Gen­er­ally speak­ing the se­lec­tion or elec­tion of jus­tices and judges boils down to two types of can­di­dates: ju­di­cial ac­tivists who like to leg­is­late from the bench and bring about “so­cial jus­tice,” or strict con­struc­tion­ists who in­ter­pret and ap­ply the law rather than make the law.

Penn­syl­va­nia has seen its share of ju­di­cial ac­tivism. State Sen. David Ar­gall (R-Schuylkill) com­piled a list of laws passed by the Gen­eral As­sem­bly and signed into law by the gover­nor that have been over­turned by the courts. Those laws run the gamut from how gam­ing tax rev­enue is dis­trib­uted, to amend­ments to Me­gan’s Law, to voter ID, to grand­par­ent cus­tody ar­range­ments.

Some of the cases over­turned are more po­lit­i­cal than oth­ers. The voter ID case was es­pe­cially po­lit­i­cally charged as were cases in­volv­ing Sec­ond Amend­ment gun rights. The bot­tom line, how­ever is that the courts have the power to undo what is done by the leg­is­la­ture and gover­nor. Some would ar­gue — with some merit — that is the role of the ju­di­ciary. Our Found­ing Fa­ther’s wanted three co-equal branches of gov­ern­ment to pro­vide a sys­tem of checks and bal­ances. But of­ten the courts go too far and leg­is­late rather than ad­ju­di­cate.

In ad­di­tion to those run­ning for elec­tion, two jus­tices of the Supreme Court and one Su­pe­rior Court judge are up for re­ten­tion. In an ef­fort to mask the par­ti­san­ship of the ju­di­ciary jus­tices and judges stand for re­ten­tion rather than for re-elec­tion. This means vot­ers get no op­por­tu­nity to con­sider other can­di­dates for the seats, only cast a yes or no vote on whether the in­cum­bents should get new 10-year terms. It is rare for a ju­rist to lose a re­ten­tion elec­tion. The only Supreme Court Jus­tice to do so was Rus­sell Ni­gro in 2005. That de­feat re­sulted from voter back­lash in the wake of the mid­dle-of-the night pay raise fi­asco.

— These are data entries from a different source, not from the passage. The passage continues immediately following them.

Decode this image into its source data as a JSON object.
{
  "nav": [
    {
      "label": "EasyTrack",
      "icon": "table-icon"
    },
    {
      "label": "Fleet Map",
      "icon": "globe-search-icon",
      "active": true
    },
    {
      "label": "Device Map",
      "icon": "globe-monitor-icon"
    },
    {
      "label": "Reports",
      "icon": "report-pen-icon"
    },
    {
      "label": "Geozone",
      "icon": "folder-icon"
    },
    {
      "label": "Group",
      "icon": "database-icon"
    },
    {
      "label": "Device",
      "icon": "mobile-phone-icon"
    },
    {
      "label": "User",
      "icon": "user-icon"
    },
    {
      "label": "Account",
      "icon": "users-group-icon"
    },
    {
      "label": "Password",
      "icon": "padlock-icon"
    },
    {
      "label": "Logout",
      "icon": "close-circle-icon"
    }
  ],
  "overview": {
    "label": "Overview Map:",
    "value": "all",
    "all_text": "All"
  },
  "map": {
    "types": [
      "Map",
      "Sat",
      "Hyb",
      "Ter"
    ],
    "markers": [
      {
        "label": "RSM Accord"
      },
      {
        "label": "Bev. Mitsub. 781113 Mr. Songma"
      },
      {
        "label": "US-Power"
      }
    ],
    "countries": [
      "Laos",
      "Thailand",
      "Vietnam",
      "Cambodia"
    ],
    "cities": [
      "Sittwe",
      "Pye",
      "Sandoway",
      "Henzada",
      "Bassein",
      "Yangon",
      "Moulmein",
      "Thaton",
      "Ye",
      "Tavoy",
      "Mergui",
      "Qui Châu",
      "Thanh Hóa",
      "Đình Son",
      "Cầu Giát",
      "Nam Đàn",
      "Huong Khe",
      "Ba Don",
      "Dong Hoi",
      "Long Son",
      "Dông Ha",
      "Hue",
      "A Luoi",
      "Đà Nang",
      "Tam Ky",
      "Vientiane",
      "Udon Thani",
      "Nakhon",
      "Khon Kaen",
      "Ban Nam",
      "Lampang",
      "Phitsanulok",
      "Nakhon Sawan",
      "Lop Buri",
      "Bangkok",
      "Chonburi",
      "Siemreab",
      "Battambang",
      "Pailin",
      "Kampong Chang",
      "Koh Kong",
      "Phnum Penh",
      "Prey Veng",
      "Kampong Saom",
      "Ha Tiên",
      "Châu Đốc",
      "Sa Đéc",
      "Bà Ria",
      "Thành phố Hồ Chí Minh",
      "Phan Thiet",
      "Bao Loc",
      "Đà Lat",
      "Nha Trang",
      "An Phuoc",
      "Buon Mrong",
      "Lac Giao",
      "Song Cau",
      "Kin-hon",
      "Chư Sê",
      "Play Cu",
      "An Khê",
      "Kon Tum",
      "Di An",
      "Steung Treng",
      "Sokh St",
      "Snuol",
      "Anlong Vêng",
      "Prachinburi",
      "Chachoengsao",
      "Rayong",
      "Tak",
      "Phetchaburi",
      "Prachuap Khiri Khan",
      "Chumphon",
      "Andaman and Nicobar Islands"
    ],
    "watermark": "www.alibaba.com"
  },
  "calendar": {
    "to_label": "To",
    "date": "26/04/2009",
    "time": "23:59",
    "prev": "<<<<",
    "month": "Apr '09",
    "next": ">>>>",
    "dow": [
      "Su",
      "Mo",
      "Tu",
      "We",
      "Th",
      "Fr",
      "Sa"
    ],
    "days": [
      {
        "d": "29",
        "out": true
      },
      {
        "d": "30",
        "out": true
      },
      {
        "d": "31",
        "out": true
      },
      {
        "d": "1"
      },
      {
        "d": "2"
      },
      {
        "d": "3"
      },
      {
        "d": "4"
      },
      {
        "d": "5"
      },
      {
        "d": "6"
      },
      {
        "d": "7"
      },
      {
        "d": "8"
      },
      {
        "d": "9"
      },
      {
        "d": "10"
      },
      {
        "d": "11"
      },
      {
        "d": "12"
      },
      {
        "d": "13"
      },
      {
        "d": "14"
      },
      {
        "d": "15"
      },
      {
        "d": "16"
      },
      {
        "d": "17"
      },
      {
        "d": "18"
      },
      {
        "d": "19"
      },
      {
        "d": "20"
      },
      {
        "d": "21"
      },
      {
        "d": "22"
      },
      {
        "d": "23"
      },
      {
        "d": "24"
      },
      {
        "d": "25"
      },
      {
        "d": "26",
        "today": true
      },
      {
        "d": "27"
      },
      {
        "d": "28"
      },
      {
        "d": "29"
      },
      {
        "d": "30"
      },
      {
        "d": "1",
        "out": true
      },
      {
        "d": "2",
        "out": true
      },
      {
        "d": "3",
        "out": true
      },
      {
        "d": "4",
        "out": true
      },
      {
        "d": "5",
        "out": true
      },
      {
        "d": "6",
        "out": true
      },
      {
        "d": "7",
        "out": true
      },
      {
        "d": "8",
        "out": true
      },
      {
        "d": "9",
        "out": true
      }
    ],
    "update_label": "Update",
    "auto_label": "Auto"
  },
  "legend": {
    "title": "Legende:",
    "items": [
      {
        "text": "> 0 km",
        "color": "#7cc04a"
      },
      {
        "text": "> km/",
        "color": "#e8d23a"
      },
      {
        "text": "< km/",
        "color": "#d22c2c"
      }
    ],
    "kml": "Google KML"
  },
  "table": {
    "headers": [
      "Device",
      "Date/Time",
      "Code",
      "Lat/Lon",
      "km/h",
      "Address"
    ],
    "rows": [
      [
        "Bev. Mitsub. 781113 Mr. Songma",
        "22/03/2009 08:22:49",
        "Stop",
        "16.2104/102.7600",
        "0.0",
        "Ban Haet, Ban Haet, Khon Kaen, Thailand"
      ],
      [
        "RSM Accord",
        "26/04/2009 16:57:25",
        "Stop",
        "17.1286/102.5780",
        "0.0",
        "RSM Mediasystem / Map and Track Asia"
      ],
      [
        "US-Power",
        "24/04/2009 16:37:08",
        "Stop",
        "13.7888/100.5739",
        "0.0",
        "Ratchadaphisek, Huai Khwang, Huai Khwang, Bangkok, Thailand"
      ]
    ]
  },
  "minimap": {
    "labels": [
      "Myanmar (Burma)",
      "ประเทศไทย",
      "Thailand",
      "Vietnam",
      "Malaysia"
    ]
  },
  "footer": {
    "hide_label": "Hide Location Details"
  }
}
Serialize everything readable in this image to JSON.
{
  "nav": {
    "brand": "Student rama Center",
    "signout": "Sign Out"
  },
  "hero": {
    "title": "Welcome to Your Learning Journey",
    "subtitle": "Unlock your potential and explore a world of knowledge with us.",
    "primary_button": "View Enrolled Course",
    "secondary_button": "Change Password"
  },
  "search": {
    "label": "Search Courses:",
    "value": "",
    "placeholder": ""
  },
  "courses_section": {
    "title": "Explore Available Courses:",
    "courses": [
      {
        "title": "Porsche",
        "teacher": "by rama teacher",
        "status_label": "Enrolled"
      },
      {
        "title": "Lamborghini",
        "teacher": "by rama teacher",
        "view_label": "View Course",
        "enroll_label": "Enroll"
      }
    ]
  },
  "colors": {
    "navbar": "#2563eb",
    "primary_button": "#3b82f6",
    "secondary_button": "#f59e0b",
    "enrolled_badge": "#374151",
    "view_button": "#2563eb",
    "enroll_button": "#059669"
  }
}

By and large our ju­di­cial sys­tem works well. But it is dan­ger­ous for vot­ers to fall for the lie that the ju­di­ciary is in­su­lated from or above the in­flu­ence of pol­i­tics and per­sonal ide­ol­ogy. For that rea­son vot­ers need to pay close at­ten­tion to the re­ten­tion elec­tions and to the can­di­dates for the seven ap­pel­late court seats up for elec­tion this year.